Left column: Spatial mapping of regions across the LN sections at different time points post-infection; scale bars represent 500 μm; Right column: Heatmap showing individual beads across all samples containing IGH clonotype sequences, mapped to its structural location within the LN (Region), its expression of Aicda, its mutation frequency of IGH, its isotype composition, isoform of BCR or antibody, and its CDR3 length. (To maintain consistent heatmap widths for visualization, the number of beads shown was downsampled to 300, following the same region composition ratios for each sample)

Figure 4.. Niches of activation from the expression on Ifng.

a. Total expression of Ifng across all samples at different time points post-infection. b. Spatial expression of Ifng in D3PI LN. c. Left: Identification of Ifng activation niches, categorized as inner (blue), Outer (red), and Control (orange), corresponding to niches in the inner cortex, outer cortex, and central areas with low expression of Ifng in the inner cortex, respectively; Right: Ifng expression levels as a function of distance away from the centroid of the three groups of niches, the color was shared with the right panel. d. Heatmap showing the expression levels of significantly spatial auto-correlated genes as a function of distance away from the centroid of the niches. e. Spatial map on examples of genes positively correlated with Ifng in Gaussian smoothing value. f. Composition of TRBV gene segments in the three groups of niches, with a detailed focus on TRBV13–3 and TRBV4 composition as a function of distance away from the centroid of niches. The color

Figure 5.. AIR-SPACE uncovers dynamic changes in germinal centers.
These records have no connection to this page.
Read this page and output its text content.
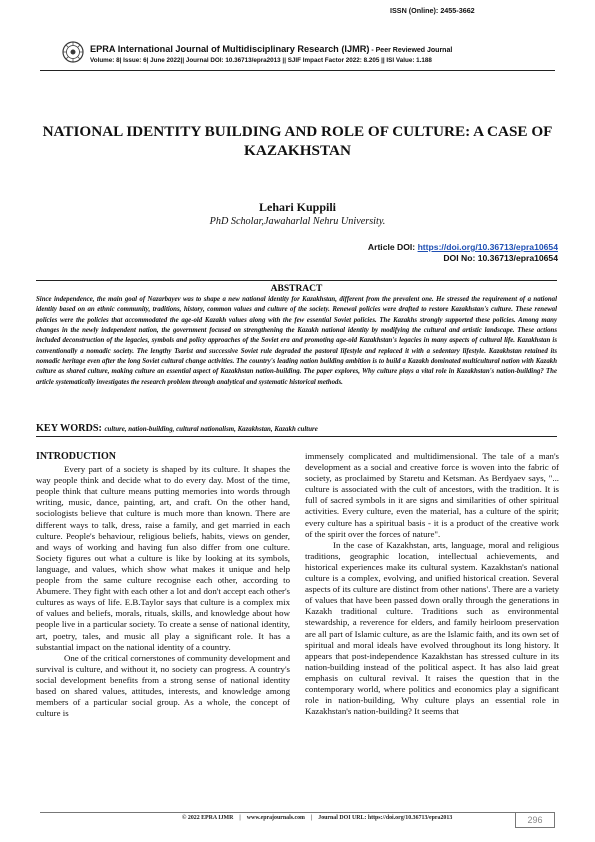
ISSN (Online): 2455-3662
EPRA International Journal of Multidisciplinary Research (IJMR) - Peer Reviewed Journal
Volume: 8| Issue: 6| June 2022|| Journal DOI: 10.36713/epra2013 || SJIF Impact Factor 2022: 8.205 || ISI Value: 1.188
NATIONAL IDENTITY BUILDING AND ROLE OF CULTURE: A CASE OF KAZAKHSTAN
Lehari Kuppili
PhD Scholar,Jawaharlal Nehru University.
Article DOI: https://doi.org/10.36713/epra10654
DOI No: 10.36713/epra10654
ABSTRACT
Since independence, the main goal of Nazarbayev was to shape a new national identity for Kazakhstan, different from the prevalent one. He stressed the requirement of a national identity based on an ethnic community, traditions, history, common values and culture of the society. Renewal policies were drafted to restore Kazakhstan's culture. These renewal policies were the policies that accommodated the age-old Kazakh values along with the few essential Soviet policies. The Kazakhs strongly supported these policies. Among many changes in the newly independent nation, the government focused on strengthening the Kazakh national identity by modifying the cultural and artistic landscape. These actions included deconstruction of the legacies, symbols and policy approaches of the Soviet era and promoting age-old Kazakhstan's legacies in many aspects of cultural life. Kazakhstan is conventionally a nomadic society. The lengthy Tsarist and successive Soviet rule degraded the pastoral lifestyle and replaced it with a sedentary lifestyle. Kazakhstan retained its nomadic heritage even after the long Soviet cultural change activities. The country's leading nation building ambition is to build a Kazakh dominated multicultural nation with Kazakh culture as shared culture, making culture an essential aspect of Kazakhstan nation-building. The paper explores, Why culture plays a vital role in Kazakhstan's nation-building? The article systematically investigates the research problem through analytical and systematic historical methods.
KEY WORDS: culture, nation-building, cultural nationalism, Kazakhstan, Kazakh culture
INTRODUCTION

Every part of a society is shaped by its culture. It shapes the way people think and decide what to do every day. Most of the time, people think that culture means putting memories into words through writing, music, dance, painting, art, and craft. On the other hand, sociologists believe that culture is much more than known. There are different ways to talk, dress, raise a family, and get married in each culture. People's behaviour, religious beliefs, habits, views on gender, and ways of working and having fun also differ from one culture. Society figures out what a culture is like by looking at its symbols, language, and values, which show what makes it unique and help people from the same culture recognise each other, according to Abumere. They fight with each other a lot and don't accept each other's cultures as ways of life. E.B.Taylor says that culture is a complex mix of values and beliefs, morals, rituals, skills, and knowledge about how people live in a particular society. To create a sense of national identity, art, poetry, tales, and music all play a significant role. It has a substantial impact on the national identity of a country.

One of the critical cornerstones of community development and survival is culture, and without it, no society can progress. A country's social development benefits from a strong sense of national identity based on shared values, attitudes, interests, and knowledge among members of a particular social group. As a whole, the concept of culture is

immensely complicated and multidimensional. The tale of a man's development as a social and creative force is woven into the fabric of society, as proclaimed by Staretu and Ketsman. As Berdyaev says, "... culture is associated with the cult of ancestors, with the tradition. It is full of sacred symbols in it are signs and similarities of other spiritual activities. Every culture, even the material, has a culture of the spirit; every culture has a spiritual basis - it is a product of the creative work of the spirit over the forces of nature".

In the case of Kazakhstan, arts, language, moral and religious traditions, geographic location, intellectual achievements, and historical experiences make its cultural system. Kazakhstan's national culture is a complex, evolving, and unified historical creation. Several aspects of its culture are distinct from other nations'. There are a variety of values that have been passed down orally through the generations in Kazakh traditional culture. Traditions such as environmental stewardship, a reverence for elders, and family heirloom preservation are all part of Islamic culture, as are the Islamic faith, and its own set of spiritual and moral ideals have evolved throughout its long history. It appears that post-independence Kazakhstan has stressed culture in its nation-building instead of the political aspect. It has also laid great emphasis on cultural revival. It raises the question that in the contemporary world, where politics and economics play a significant role in nation-building, Why culture plays an essential role in Kazakhstan's nation-building? It seems that

© 2022 EPRA IJMR | www.eprajournals.com | Journal DOI URL: https://doi.org/10.36713/epra2013	296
a&b. Zoomed-in view of one GC from both the D14PI and D21PI samples, colored by different cell types; Spatial mapping of cell types across the LN sections at different time points post-infection; scale bars represent 500 μm. c&d. Spatial expression of LZ (Cxcl13, Cxcr5, Mfge8) and DZ (Cxcl12, Cxcr4, Aicda) marker genes. e&f. Spatial mapping of adaptive immune repertoire information from LR. g&i. Spatial expression of pre-plasma cell marker genes (Xbp1, Bst2, Selplg, Edem1). h&j. Spatial maps of the spatial location of different IGH clones on the GCs from D14PI and D21PI, color-coded by different IGH clones.

Figure 6.. AIR-SPACE uncovers dynamic changes in germinal centers.

a. Percentage of IGH clones found in multiple GCs (brown) or single GC (black) at different time points (D10PI, D14PI, and D21PI). b. The distribution of the number of IGH clones by the number of GCs for each sample. c. Spatial map showing examples of IGH clones shared across multiple GCs for different time points (D10PI, D14PI, and D21PI). Blue dots represent individual GCs, black dots indicate beads not assigned to any GC, while colored dots correspond to beads assigned to adjacent GCs. d. Clonal evolution of a single IGH clone family from the D14PI sample. Spatial mapping and lineage tree represent each individual bead within the family, colored by different isoforms and CDR3 sequences. Branch lengths reflect the number of mutations (nt) accumulated from the germline (black node: root), and its spatial map.